Les marchés boursiers américains, qui souffraient d’un excès de valorisation et surtout des profits anémiques ont tenu une nouvelle fois (dernière?) grâce au maintien de la morphine par la Fed.

Les premiers effets bénéfiques du QE se font sentir dans l’eurozone

En eurozone, les premiers effets bénéfiques du QE se font sentir. Reprise des exportations, des taux encore plus bas et beaucoup de liquidités, chute de l’euro et premières révisions timides à la hausse des prévisions de croissance. L’Allemagne profite à fond de la conjoncture et accumule des excédents commerciaux astronomiques au rythme de 20Mds d’euros par mois. Le marché automobile s’est envolé  au mois de février au rythme de 787.000 véhicules/mois corrigé des variations saisonnières, en hausse de 8% sur un an et 21% en rythme annuel de janvier à février. Le potentiel de rattrapage est encore énorme pour retrouver le million de véhicules/mois. Les taux zéro ne sont pas été étrangers à ce phénomène. Citons l’Espagne qui progresse de 27% sur les deux premiers mois, l’Italie de 12%, le Portugal de 32%. La France et l’Allemagne progressent de 5% seulement.

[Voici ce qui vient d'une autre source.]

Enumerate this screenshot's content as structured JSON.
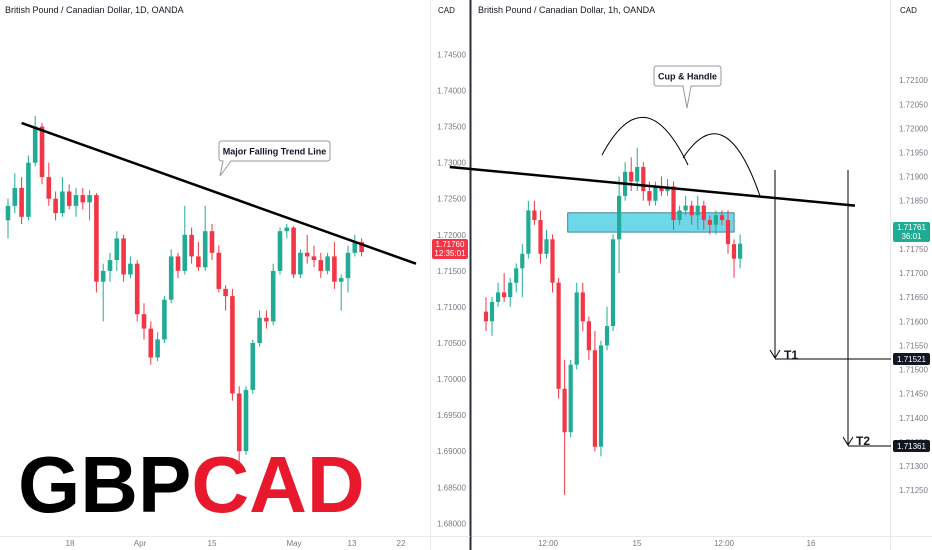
{
  "brand": {
    "part1": "GBP",
    "part2": "CAD",
    "color1": "#000000",
    "color2": "#e8192c"
  },
  "colors": {
    "up": "#22ab94",
    "down": "#f23645",
    "trend": "#000000",
    "zone": "#6fd8e8"
  },
  "left": {
    "title": "British Pound / Canadian Dollar, 1D, OANDA",
    "currency": "CAD",
    "y_ticks": [
      "1.74500",
      "1.74000",
      "1.73500",
      "1.73000",
      "1.72500",
      "1.72000",
      "1.71500",
      "1.71000",
      "1.70500",
      "1.70000",
      "1.69500",
      "1.69000",
      "1.68500",
      "1.68000"
    ],
    "x_ticks": [
      "18",
      "Apr",
      "15",
      "May",
      "13",
      "22"
    ],
    "price_tag": {
      "price": "1.71760",
      "countdown": "12:35:01",
      "color": "#f23645"
    },
    "annotation": "Major Falling Trend Line",
    "trend_line": {
      "from": [
        2,
        1.7355
      ],
      "to": [
        60,
        1.716
      ]
    }
  },
  "right": {
    "title": "British Pound / Canadian Dollar, 1h, OANDA",
    "currency": "CAD",
    "y_ticks": [
      "1.72100",
      "1.72050",
      "1.72000",
      "1.71950",
      "1.71900",
      "1.71850",
      "1.71800",
      "1.71750",
      "1.71700",
      "1.71650",
      "1.71600",
      "1.71550",
      "1.71500",
      "1.71450",
      "1.71400",
      "1.71350",
      "1.71300",
      "1.71250"
    ],
    "x_ticks": [
      "12:00",
      "15",
      "12:00",
      "16"
    ],
    "price_tag": {
      "price": "1.71761",
      "countdown": "36:01",
      "color": "#22ab94"
    },
    "annotation": "Cup & Handle",
    "targets": [
      {
        "label": "T1",
        "price": "1.71521"
      },
      {
        "label": "T2",
        "price": "1.71361"
      }
    ],
    "trend_line": {
      "from": [
        -6,
        1.7192
      ],
      "to": [
        61,
        1.7184
      ]
    },
    "zone": {
      "x0": 13.5,
      "x1": 41,
      "y0": 1.71785,
      "y1": 1.71825
    }
  },
  "chart_data": [
    {
      "type": "candlestick",
      "title": "British Pound / Canadian Dollar, 1D, OANDA",
      "ylim": [
        1.6795,
        1.747
      ],
      "series": [
        {
          "name": "GBPCAD 1D",
          "ohlc": [
            [
              1.722,
              1.725,
              1.7195,
              1.724
            ],
            [
              1.724,
              1.7285,
              1.723,
              1.7265
            ],
            [
              1.7265,
              1.728,
              1.7215,
              1.7225
            ],
            [
              1.7225,
              1.731,
              1.722,
              1.73
            ],
            [
              1.73,
              1.7365,
              1.7295,
              1.735
            ],
            [
              1.735,
              1.7355,
              1.727,
              1.728
            ],
            [
              1.728,
              1.73,
              1.724,
              1.725
            ],
            [
              1.725,
              1.726,
              1.722,
              1.723
            ],
            [
              1.723,
              1.728,
              1.7225,
              1.726
            ],
            [
              1.726,
              1.727,
              1.7235,
              1.724
            ],
            [
              1.724,
              1.7265,
              1.7225,
              1.7255
            ],
            [
              1.7255,
              1.7265,
              1.7235,
              1.7245
            ],
            [
              1.7245,
              1.7262,
              1.722,
              1.7255
            ],
            [
              1.7255,
              1.7258,
              1.712,
              1.7135
            ],
            [
              1.7135,
              1.716,
              1.708,
              1.715
            ],
            [
              1.715,
              1.7175,
              1.7135,
              1.7165
            ],
            [
              1.7165,
              1.7205,
              1.715,
              1.7195
            ],
            [
              1.7195,
              1.72,
              1.7135,
              1.7145
            ],
            [
              1.7145,
              1.717,
              1.714,
              1.716
            ],
            [
              1.716,
              1.7165,
              1.708,
              1.709
            ],
            [
              1.709,
              1.7105,
              1.7055,
              1.707
            ],
            [
              1.707,
              1.708,
              1.702,
              1.703
            ],
            [
              1.703,
              1.7065,
              1.7025,
              1.7055
            ],
            [
              1.7055,
              1.7115,
              1.705,
              1.711
            ],
            [
              1.711,
              1.718,
              1.7105,
              1.717
            ],
            [
              1.717,
              1.7175,
              1.714,
              1.715
            ],
            [
              1.715,
              1.724,
              1.7145,
              1.72
            ],
            [
              1.72,
              1.721,
              1.716,
              1.717
            ],
            [
              1.717,
              1.719,
              1.715,
              1.7155
            ],
            [
              1.7155,
              1.724,
              1.715,
              1.7205
            ],
            [
              1.7205,
              1.7215,
              1.7165,
              1.7175
            ],
            [
              1.7175,
              1.7185,
              1.712,
              1.7125
            ],
            [
              1.7125,
              1.713,
              1.7095,
              1.7115
            ],
            [
              1.7115,
              1.7125,
              1.697,
              1.698
            ],
            [
              1.698,
              1.699,
              1.688,
              1.69
            ],
            [
              1.69,
              1.699,
              1.6895,
              1.6985
            ],
            [
              1.6985,
              1.7055,
              1.698,
              1.705
            ],
            [
              1.705,
              1.7095,
              1.7045,
              1.7085
            ],
            [
              1.7085,
              1.7095,
              1.707,
              1.708
            ],
            [
              1.708,
              1.716,
              1.7075,
              1.715
            ],
            [
              1.715,
              1.721,
              1.7145,
              1.7205
            ],
            [
              1.7205,
              1.7215,
              1.7195,
              1.721
            ],
            [
              1.721,
              1.7212,
              1.714,
              1.7145
            ],
            [
              1.7145,
              1.718,
              1.714,
              1.7175
            ],
            [
              1.7175,
              1.72,
              1.716,
              1.717
            ],
            [
              1.717,
              1.7185,
              1.7155,
              1.7165
            ],
            [
              1.7165,
              1.7175,
              1.714,
              1.715
            ],
            [
              1.715,
              1.7175,
              1.7145,
              1.717
            ],
            [
              1.717,
              1.719,
              1.7125,
              1.7135
            ],
            [
              1.7135,
              1.7145,
              1.7095,
              1.714
            ],
            [
              1.714,
              1.7185,
              1.712,
              1.7175
            ],
            [
              1.7175,
              1.72,
              1.717,
              1.719
            ],
            [
              1.719,
              1.7195,
              1.717,
              1.7176
            ]
          ]
        }
      ]
    },
    {
      "type": "candlestick",
      "title": "British Pound / Canadian Dollar, 1h, OANDA",
      "ylim": [
        1.71215,
        1.72175
      ],
      "series": [
        {
          "name": "GBPCAD 1h",
          "ohlc": [
            [
              1.7162,
              1.7165,
              1.7158,
              1.716
            ],
            [
              1.716,
              1.7165,
              1.7157,
              1.7164
            ],
            [
              1.7164,
              1.7168,
              1.7163,
              1.7166
            ],
            [
              1.7166,
              1.717,
              1.7164,
              1.7165
            ],
            [
              1.7165,
              1.7169,
              1.7163,
              1.7168
            ],
            [
              1.7168,
              1.7172,
              1.7166,
              1.7171
            ],
            [
              1.7171,
              1.7176,
              1.7165,
              1.7174
            ],
            [
              1.7174,
              1.7185,
              1.7173,
              1.7183
            ],
            [
              1.7183,
              1.7185,
              1.718,
              1.7181
            ],
            [
              1.7181,
              1.7183,
              1.7172,
              1.7174
            ],
            [
              1.7174,
              1.7179,
              1.7173,
              1.7177
            ],
            [
              1.7177,
              1.7178,
              1.7166,
              1.7168
            ],
            [
              1.7168,
              1.7169,
              1.7144,
              1.7146
            ],
            [
              1.7146,
              1.7152,
              1.7124,
              1.7137
            ],
            [
              1.7137,
              1.7152,
              1.7136,
              1.7151
            ],
            [
              1.7151,
              1.7168,
              1.715,
              1.7166
            ],
            [
              1.7166,
              1.7168,
              1.7158,
              1.716
            ],
            [
              1.716,
              1.7161,
              1.7152,
              1.7154
            ],
            [
              1.7154,
              1.7158,
              1.7133,
              1.7134
            ],
            [
              1.7134,
              1.7156,
              1.7132,
              1.7155
            ],
            [
              1.7155,
              1.7163,
              1.7154,
              1.7159
            ],
            [
              1.7159,
              1.7178,
              1.7158,
              1.7177
            ],
            [
              1.7177,
              1.719,
              1.717,
              1.7186
            ],
            [
              1.7186,
              1.7193,
              1.7185,
              1.7191
            ],
            [
              1.7191,
              1.7194,
              1.7187,
              1.7189
            ],
            [
              1.7189,
              1.7196,
              1.7187,
              1.7192
            ],
            [
              1.7192,
              1.7193,
              1.7185,
              1.7187
            ],
            [
              1.7187,
              1.7189,
              1.7184,
              1.7185
            ],
            [
              1.7185,
              1.7189,
              1.7184,
              1.7188
            ],
            [
              1.7188,
              1.719,
              1.7186,
              1.7187
            ],
            [
              1.7187,
              1.71895,
              1.7186,
              1.7188
            ],
            [
              1.7188,
              1.7189,
              1.7179,
              1.7181
            ],
            [
              1.7181,
              1.7184,
              1.718,
              1.7183
            ],
            [
              1.7183,
              1.7186,
              1.7182,
              1.7184
            ],
            [
              1.7184,
              1.7185,
              1.718,
              1.7182
            ],
            [
              1.7182,
              1.7186,
              1.7179,
              1.7184
            ],
            [
              1.7184,
              1.7185,
              1.7179,
              1.7181
            ],
            [
              1.7181,
              1.7182,
              1.7178,
              1.718
            ],
            [
              1.718,
              1.7183,
              1.7178,
              1.7182
            ],
            [
              1.7182,
              1.7183,
              1.718,
              1.7181
            ],
            [
              1.7181,
              1.7183,
              1.7174,
              1.7176
            ],
            [
              1.7176,
              1.7177,
              1.7169,
              1.7173
            ],
            [
              1.7173,
              1.7178,
              1.7171,
              1.71761
            ]
          ]
        }
      ]
    }
  ]
}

Le marché automobile européen sort de sa crise la plus longue.

(Cliquez sur l'image pour l'agrandir)

Mais les signes de déflation sont encore profonds en eurozone même sans l’impact de l’énergie. Si le dernier chiffre de Mars s’affiche en moyenne à 0%, il n’est que de 0,6% hors énergie, ce qui signifie qu’il sera long et difficile de remonter la pente. La chute de l’euro ne semble pas avoir eu d’impact sur l’indice des prix.

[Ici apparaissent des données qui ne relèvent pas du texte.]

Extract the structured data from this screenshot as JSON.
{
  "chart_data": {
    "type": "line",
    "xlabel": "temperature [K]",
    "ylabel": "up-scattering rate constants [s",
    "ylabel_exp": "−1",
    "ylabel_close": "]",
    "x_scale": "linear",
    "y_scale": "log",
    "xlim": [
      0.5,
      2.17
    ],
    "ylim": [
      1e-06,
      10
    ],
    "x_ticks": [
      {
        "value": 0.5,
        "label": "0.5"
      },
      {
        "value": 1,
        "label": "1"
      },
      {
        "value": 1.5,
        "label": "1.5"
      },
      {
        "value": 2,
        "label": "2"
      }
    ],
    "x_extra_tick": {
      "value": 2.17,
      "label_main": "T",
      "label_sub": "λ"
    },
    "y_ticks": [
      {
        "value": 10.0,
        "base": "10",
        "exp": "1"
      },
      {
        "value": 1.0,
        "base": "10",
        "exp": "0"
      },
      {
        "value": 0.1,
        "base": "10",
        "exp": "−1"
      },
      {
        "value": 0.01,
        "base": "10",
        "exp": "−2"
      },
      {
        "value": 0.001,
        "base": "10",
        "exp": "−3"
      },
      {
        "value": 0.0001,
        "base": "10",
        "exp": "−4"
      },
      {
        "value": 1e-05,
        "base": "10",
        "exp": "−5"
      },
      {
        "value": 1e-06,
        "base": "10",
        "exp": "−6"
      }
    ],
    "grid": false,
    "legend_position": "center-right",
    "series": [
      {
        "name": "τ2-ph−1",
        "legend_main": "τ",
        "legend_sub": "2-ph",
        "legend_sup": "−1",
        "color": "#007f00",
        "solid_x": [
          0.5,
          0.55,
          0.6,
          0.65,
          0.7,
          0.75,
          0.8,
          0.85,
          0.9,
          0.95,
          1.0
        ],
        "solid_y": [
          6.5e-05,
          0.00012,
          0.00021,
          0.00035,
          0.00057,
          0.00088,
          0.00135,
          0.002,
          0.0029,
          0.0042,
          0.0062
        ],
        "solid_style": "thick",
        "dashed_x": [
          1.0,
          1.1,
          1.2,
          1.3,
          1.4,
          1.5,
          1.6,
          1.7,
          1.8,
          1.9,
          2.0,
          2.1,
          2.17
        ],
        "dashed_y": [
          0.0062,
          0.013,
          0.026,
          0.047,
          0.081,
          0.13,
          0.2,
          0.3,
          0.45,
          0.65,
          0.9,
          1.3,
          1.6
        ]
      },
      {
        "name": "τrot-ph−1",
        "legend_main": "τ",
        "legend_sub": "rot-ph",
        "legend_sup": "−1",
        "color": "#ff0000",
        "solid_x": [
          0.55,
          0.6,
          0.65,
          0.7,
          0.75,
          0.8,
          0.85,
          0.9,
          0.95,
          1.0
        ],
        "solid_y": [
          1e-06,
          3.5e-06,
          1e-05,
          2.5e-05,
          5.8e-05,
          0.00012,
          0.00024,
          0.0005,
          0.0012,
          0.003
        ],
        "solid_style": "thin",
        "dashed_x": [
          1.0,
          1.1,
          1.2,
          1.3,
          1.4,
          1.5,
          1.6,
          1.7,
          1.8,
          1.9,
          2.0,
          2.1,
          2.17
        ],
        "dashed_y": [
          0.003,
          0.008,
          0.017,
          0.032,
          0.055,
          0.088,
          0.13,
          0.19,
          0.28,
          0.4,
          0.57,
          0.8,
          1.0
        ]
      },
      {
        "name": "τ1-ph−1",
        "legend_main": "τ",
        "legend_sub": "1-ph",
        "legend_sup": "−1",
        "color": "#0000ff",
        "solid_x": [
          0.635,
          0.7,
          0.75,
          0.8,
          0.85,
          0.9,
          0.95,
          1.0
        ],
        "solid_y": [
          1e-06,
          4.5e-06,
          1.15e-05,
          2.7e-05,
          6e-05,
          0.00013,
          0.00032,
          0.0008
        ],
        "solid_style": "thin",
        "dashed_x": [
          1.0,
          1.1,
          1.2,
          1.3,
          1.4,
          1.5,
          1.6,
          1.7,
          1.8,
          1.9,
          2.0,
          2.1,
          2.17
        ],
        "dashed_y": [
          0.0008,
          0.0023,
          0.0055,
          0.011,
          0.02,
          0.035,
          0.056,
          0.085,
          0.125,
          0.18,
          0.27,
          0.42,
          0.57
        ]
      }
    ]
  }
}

Attention aux risques géopolitiques

Le mois de mars a vu revenir les risques géopolitiques, car les désordres s’approchent dangereusement des champs pétroliers des pays du Golfe avec le Yémen. Le risque grec est toujours en tête de l’actualité, personne ne sait où est la solution. On dirait aussi que le marché s’en fout un peu… L’accord imminent avec l’Iran peut avoir des effets positifs à court terme, avant qu’une bombe nucléaire de jihadistes du coin ne nous tombe du ciel. L’Ukraine semble s’éloigner de l’actualité et il suffit d’un  peu de calme de Poutine pour que les sanctions nuisibles disparaissent.

Profits stables aux US en 2015, fort rebond en eurozone

Les résultats des sociétés américaines de T1 seront décevants, sous l’effet l’énergie et du dollar cher. C’est surtout les perspectives de T2 et suivantes qui sont toujours rabotées et nous attendons des résultats flats en 2015. Les profits en eurozone semblent par contre bien ancrés et à part l’énergie, presque tous les secteurs sont revus à la hausse. Nous n’excluons pas une croissance à deux chiffres pour l’eurozone, la Grande-Bretagne souffrant par contre des mêmes problèmes que les US.

Nos objectifs de cours aux US et en Europe dépendent des taux à 30 ans et comment ils vont évoluer en cours d’année. L’objectif du S&P 500 s’établit entre 1972 et 2077, pour un 30 ans à 3% et 2,75% respectivement. Si le taux observé de 2,58% se maintient, le cours pourrait s’approcher des 2.150 points. En Europe, le 30 ans allemand est à 0,65%, mais nous retenons comme objectif des taux entre 1,5 et 2% tenant compte des autres pays de la zone. Sur ces bases, le Stoxx 600 vaut entre 405 et 455 pour une clôture à 398.

Dans un monde bizarre de taux négatifs, nous continuons de surpondérer l’eurozone sachant qu’il y a toujours une multitude de risques dont la Grèce.